- Directed by: Andrea Dorfman
- Written by: Jennifer Deyell Andrea Dorfman
- Produced by: Jan Nathanson
- Starring: Nadia Litz; Adrien Dixon; PJ Crosby; Nikki Barnett; Elliot Page;
- Cinematography: Tom Harding
- Edited by: Michael Vernon
- Distributed by: Mongrel Media
- Release date: September 19, 2003;
- Running time: 85 minutes
- Country: Canada
- Language: English

= Love That Boy =

2003 film by Andrea Dorfman

Love That Boy is a 2003 Canadian film and romantic comedy directed by Andrea Dorfman and starring Nadia Litz and Adrien Dixon. It is about a woman in love with a younger teenage boy. In French the film is called J'aime ce garçon.

==Plot==
Phoebe (Nadia Litz) is a perky university student who has difficulty relating to her fellow students. Her only friend is her roommate Robin (Nikki Barnett) who she smothers with advice. Eventually, Robin cracks under the pressure of being Phoebe's only friend and leaves on a plane with a stranger she just met. She informs Phoebe that she is too uptight and immature, casually mentioning that she's never even had a boyfriend.

Embarrassed by her own immaturity, Phoebe tries to go on a date. After it goes sour, she ends up talking to Frazer, her 14-year-old neighbour who mows her lawn. As time passes, Phoebe grows close to Frazer, as he enjoys listening to her advice and looks up to and respects her while also teaching her to have fun and relax. However, their friendship begins to strain when Robin returns and notices that Phoebe is spending lots of time with Frazer and has crossed getting a boyfriend off her task list. Meanwhile, Suzanna (Elliot Page), Frazer's neighbour, grows jealous of all the time he is spending with Phoebe and tells him that Phoebe will want to have sex with him in an effort to scare him. Instead, Frazer buys condoms and later attempts to kiss Phoebe. Disturbed, Phoebe brushes him off and pushes him away.

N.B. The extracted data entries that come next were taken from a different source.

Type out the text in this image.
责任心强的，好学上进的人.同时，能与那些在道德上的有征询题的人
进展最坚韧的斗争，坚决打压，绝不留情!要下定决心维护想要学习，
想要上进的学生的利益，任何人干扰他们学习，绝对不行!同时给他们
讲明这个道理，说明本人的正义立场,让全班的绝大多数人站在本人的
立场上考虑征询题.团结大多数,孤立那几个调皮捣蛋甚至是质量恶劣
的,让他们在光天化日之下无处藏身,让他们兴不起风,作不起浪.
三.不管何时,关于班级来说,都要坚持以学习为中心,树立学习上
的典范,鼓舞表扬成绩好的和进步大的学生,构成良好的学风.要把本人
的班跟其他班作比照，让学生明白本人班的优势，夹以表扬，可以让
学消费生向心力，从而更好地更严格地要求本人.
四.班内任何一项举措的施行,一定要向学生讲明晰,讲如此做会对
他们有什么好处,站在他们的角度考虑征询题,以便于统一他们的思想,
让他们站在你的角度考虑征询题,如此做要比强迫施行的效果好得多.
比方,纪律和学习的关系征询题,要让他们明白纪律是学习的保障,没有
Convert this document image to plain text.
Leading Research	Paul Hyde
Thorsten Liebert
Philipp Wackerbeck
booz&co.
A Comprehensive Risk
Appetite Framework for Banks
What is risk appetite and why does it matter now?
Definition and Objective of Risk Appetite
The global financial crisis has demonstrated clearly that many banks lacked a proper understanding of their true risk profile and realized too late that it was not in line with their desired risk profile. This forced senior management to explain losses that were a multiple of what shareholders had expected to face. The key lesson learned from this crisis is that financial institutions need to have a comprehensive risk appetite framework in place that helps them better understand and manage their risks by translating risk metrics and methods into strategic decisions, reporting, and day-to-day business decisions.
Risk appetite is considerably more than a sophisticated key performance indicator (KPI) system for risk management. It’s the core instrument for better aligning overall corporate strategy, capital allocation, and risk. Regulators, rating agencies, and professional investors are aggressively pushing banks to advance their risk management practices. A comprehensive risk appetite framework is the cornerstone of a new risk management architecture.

On her way to graduation, Frazer approaches Phoebe to talk. She ends up kissing him in front of Robin and her friends, but the two realize the age difference between them is too large for anything romantic to happen. Instead, they go to Phoebe's graduation ceremony as friends.

==Production==
Love That Boy was filmed in Halifax, Nova Scotia. One critic speculated the budget was low, but that that was used as an advantage, saying a "slightly cheesy look and sound of everything in Phoebe's life... justifies good old Canuck cheapness as a point of comedy."

Director Andrea Dorfman told the press that in her work, she tried to adapt reality with character-based style, and would "look at things from a different perspective." Dorfman co-wrote the screenplay, placing the character Phoebe in university because Dorfman saw herself as overconfident of her knowledge when she went to college. The point would then be to demonstrate that studying is not complete knowledge. Dorfman also claims that the low budget was because larger companies would want to change the story so that Frazer and Phoebe become lovers, while the actual points of the film were reaching maturity and friendship.

===Casting===
Dorfman had previously made a film entitled Parsley Days. That film had impressed Litz, and Litz felt that anything else by Dorfman would be good. Thus, when Litz was informed by her agent that she could audition by videotape for a film by Dorfman, Litz opted instead to fly from Los Angeles, California, to audition in person. Dorfman also found Dixon to be "an old soul."

==Release==
The film was first run at the Atlantic Film Festival on September 19, 2003. The film was re-released on November 7 of that year. On January 24, 2004, it played in Oxford Cinema in Halifax, which the press claimed marked the first time the film would be screened where it had been shot.

The film was screened at the inaugural edition of the Nova Scotia Retro Film Festo in January 2025.

==Reception==
Despite the similarity in the subject matter, one critic asserted that Love That Boy is not a "male version of Lolita," but rather just a statement of how love can be perplexing. This critic complimented Litz and Dixon's acting, and called Love That Boy "a little gem of a film." Katherine Monk of The Ottawa Citizen also addressed the subject matter, saying that the film is "a little bizarre – not to mention disconcerting... the film rides the edge of ickiness." However, Monk credited Dorfman and Litz with "charm" and "style" that eased these factors. Litz herself acknowledged that sex between the main characters "would be gross."

Monk also said that Litz "makes us believe in the near-cartoonish Phoebe by giving her moments of vulnerability and compassion." For this film, the Vancouver Film Critics Circle nominated Litz as Best Actress of the year in Canadian cinema, but she lost to Sarah Polley in My Life Without Me.

However, another critic wrote that "The whole thing is charming to look at, wise and funny – but, alas, slim. Slight." Columnist David Spaner disapproved of Dixon's acting, although he felt Litz and Barnett were good, and found the writing poor in places. He doubted the film's wisdom, and felt that lines like "I am too much and not enough at the same time" had been done before and were incomprehensible.